The fluid dynamics sessions focused on two areas: the dynamics of thin fluids and geophysical fluid dynamics. Through these two extreme scales of fluids, the talks discussed a wide range of research methods: laboratory experiments, theoretical analysis, and numerical simulations. The research also ranged from fundamental mathematics of understanding singularities in dynamics to the applied problems of particle separation. The sessions came from a range of universities, with speakers from California, Oxford, Edinburgh, and Western Canada.

It was interesting to note that the industry session was dominated by topics related to data science and statistics. In the past CAIMS conferences, most of the industrial talks revolved around questions of manufacturing. This year, however, while manufacturing was still one of the main themes, there was a clear trend towards talks on data science. While this may be partly a reflection of the organizers' tastes, the trend towards data science is also a reflection of the trends in society as a whole.

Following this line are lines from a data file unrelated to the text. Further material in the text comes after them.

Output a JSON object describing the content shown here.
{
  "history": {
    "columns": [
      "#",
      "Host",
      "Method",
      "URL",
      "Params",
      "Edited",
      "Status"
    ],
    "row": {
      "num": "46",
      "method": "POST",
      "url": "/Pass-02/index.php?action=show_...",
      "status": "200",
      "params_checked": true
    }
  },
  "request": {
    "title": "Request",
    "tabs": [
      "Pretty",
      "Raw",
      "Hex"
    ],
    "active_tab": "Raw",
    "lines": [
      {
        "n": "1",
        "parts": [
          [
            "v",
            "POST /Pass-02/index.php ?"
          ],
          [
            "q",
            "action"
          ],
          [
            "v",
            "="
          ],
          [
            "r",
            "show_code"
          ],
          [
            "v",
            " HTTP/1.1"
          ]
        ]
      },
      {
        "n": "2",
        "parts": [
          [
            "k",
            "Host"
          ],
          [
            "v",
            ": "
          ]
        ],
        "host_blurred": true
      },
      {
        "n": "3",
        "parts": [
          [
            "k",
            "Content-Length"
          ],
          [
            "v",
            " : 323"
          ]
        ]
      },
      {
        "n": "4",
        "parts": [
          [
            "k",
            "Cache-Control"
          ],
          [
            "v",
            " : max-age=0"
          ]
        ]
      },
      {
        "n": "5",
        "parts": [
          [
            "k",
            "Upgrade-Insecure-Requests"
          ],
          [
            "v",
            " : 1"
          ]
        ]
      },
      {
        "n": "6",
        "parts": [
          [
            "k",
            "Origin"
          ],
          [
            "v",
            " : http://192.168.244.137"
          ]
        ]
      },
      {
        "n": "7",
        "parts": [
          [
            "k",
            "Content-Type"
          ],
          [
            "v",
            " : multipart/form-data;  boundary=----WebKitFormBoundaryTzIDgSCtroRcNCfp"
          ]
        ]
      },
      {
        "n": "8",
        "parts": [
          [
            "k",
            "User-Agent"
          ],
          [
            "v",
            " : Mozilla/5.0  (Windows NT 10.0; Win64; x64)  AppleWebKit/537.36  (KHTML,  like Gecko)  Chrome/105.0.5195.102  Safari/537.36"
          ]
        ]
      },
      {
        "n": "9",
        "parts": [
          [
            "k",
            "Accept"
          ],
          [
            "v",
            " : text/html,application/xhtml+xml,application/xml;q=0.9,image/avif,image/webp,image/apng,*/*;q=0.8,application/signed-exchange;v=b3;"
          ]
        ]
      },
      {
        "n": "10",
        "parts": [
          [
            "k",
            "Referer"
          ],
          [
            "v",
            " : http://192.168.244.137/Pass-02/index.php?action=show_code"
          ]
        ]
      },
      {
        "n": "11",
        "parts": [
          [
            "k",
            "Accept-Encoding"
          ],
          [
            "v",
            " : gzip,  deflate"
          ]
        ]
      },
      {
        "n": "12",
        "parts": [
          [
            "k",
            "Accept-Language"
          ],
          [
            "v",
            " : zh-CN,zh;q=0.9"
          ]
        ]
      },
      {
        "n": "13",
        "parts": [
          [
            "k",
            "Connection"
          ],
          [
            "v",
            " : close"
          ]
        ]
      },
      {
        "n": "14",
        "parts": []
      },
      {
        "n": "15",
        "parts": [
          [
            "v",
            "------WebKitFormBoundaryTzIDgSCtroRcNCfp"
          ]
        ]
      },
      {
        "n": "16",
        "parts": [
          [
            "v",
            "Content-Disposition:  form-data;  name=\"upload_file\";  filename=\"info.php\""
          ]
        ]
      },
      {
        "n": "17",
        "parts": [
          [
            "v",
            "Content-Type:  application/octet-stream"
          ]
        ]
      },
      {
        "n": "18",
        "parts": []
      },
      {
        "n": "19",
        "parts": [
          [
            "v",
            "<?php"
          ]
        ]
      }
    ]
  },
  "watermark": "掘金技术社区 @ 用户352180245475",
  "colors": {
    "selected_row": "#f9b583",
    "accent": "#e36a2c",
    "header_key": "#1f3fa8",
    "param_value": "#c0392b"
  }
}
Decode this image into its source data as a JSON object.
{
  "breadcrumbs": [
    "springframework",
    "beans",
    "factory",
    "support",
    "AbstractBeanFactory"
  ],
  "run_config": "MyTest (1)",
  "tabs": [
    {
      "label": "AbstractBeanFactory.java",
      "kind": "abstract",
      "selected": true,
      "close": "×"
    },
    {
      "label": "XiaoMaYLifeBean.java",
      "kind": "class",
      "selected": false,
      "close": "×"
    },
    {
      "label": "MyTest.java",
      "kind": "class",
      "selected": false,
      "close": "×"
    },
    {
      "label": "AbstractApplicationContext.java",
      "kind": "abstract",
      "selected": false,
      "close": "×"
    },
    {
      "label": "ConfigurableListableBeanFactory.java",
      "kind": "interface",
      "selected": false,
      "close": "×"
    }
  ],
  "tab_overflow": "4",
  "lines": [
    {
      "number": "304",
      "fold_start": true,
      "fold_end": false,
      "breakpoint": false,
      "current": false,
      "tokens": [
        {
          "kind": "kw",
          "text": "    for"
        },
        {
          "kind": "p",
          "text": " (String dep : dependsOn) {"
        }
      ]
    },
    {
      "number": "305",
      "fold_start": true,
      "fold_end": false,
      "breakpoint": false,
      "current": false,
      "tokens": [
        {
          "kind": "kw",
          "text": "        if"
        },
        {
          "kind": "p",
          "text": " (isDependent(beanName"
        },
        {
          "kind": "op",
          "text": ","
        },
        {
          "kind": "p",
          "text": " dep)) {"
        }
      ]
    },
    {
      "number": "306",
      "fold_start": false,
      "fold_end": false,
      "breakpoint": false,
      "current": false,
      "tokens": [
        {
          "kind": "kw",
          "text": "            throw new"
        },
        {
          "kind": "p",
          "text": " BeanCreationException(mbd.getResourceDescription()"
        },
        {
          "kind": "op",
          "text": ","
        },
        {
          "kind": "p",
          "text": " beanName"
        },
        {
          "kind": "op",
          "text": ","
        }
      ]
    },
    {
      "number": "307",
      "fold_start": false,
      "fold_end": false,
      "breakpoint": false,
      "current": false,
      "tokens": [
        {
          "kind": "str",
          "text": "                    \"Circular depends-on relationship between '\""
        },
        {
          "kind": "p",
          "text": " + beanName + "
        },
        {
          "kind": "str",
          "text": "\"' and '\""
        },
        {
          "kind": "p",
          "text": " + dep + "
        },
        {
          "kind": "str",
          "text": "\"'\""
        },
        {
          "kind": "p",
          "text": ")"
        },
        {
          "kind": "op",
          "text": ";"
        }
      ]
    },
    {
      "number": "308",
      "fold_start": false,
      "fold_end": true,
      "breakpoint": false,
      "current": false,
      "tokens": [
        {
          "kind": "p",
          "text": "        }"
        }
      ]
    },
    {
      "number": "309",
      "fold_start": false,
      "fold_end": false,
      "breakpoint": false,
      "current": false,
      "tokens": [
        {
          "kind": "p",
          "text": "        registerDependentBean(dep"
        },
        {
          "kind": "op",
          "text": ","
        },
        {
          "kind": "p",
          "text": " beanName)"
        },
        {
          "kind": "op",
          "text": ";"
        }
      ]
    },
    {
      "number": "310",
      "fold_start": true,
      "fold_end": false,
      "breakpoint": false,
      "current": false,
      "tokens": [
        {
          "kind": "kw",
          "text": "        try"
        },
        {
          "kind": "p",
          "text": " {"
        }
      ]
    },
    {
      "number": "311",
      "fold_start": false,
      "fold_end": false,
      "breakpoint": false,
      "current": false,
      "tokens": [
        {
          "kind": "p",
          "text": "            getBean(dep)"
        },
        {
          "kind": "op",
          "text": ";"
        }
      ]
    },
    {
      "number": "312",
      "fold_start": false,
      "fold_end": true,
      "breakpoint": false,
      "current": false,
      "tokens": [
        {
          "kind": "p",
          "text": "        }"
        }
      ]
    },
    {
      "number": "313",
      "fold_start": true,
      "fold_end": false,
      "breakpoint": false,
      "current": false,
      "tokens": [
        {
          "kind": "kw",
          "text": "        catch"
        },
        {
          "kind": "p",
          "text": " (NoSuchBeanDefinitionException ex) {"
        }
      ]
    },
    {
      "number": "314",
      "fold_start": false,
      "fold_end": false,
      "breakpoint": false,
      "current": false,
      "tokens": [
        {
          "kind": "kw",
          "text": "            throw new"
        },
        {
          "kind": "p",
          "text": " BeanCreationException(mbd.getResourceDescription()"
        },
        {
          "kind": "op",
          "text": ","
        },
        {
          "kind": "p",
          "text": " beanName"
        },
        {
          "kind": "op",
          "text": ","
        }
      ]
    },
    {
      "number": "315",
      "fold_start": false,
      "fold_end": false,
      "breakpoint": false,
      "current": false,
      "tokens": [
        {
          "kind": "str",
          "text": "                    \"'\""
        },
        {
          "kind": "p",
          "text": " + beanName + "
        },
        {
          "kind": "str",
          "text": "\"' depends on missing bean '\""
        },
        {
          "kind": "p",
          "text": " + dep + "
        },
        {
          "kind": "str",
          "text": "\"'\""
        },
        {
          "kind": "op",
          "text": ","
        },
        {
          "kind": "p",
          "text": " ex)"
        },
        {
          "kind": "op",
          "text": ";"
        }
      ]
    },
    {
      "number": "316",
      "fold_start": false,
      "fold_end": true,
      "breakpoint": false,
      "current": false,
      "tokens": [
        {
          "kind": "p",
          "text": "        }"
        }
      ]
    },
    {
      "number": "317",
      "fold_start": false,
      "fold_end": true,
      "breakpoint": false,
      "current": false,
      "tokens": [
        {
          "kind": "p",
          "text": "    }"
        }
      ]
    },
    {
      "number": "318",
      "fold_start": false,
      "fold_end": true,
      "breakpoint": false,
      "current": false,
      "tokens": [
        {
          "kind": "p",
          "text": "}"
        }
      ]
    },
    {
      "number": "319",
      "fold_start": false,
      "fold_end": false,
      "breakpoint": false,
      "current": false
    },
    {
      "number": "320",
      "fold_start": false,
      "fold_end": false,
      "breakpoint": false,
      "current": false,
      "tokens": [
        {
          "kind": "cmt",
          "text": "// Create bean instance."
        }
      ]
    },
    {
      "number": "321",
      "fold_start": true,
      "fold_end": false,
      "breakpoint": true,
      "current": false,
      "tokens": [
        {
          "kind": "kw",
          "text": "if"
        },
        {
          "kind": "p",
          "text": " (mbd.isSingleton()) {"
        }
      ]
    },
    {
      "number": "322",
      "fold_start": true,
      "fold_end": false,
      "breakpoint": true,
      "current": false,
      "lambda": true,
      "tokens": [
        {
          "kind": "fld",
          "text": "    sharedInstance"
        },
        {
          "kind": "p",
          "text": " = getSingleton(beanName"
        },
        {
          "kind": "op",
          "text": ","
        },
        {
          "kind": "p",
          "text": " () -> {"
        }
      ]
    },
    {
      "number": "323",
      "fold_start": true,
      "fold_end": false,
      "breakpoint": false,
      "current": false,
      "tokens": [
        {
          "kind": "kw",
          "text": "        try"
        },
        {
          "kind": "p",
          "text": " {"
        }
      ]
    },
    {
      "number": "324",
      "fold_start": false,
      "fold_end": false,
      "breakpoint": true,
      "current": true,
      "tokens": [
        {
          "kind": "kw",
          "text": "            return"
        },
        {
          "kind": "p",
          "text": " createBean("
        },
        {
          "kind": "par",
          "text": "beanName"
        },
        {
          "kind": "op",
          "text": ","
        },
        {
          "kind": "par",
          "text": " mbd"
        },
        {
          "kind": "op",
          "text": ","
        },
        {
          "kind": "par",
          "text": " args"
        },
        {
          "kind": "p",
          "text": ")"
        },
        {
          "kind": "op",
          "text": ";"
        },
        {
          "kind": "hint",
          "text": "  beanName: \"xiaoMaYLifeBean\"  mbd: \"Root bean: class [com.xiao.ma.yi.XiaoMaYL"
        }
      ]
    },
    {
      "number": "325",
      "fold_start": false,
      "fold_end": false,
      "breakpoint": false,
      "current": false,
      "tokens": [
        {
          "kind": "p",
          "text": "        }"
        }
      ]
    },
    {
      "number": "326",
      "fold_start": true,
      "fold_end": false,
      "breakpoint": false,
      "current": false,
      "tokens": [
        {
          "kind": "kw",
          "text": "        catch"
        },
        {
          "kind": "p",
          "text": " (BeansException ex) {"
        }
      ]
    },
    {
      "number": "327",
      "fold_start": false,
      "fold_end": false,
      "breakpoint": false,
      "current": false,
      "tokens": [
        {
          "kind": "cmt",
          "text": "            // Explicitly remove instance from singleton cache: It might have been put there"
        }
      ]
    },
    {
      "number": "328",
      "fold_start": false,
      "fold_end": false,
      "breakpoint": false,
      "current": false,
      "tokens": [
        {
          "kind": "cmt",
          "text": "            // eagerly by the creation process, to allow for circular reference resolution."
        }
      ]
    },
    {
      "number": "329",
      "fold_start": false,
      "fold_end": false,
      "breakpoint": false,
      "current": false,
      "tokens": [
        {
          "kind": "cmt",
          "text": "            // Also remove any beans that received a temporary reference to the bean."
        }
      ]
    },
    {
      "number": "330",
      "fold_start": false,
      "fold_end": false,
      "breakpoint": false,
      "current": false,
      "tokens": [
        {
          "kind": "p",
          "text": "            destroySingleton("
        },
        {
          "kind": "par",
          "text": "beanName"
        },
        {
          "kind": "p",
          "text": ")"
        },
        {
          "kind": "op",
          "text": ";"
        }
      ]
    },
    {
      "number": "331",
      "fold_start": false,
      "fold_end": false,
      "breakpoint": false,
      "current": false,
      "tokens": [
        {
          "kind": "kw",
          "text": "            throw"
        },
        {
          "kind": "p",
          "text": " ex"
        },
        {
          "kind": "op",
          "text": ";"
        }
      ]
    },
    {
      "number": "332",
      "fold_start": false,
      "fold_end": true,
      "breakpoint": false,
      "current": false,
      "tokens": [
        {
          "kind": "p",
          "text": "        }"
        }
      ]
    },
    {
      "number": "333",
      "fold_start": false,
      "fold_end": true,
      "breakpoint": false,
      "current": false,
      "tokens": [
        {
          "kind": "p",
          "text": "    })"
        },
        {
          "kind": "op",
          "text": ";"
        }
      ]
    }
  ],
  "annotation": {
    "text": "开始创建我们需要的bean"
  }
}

To conclude, CAIMS conferences showcase Canada's strengths in applied math. On one hand, it is very diverse and is of interest to a wide range of students and researchers from numerous subdisciplines. On the other hand, it is not so big that one gets lost. Perhaps as a result of its relatively small size, there is a certain cohesiveness and cross-over between the various sessions that is less apparent in bigger conferences such as Snowbird. Next summer, the CAIMS conference will be held in Toronto. I invite all of our international friends to organize a session, and I hope many of you will attend.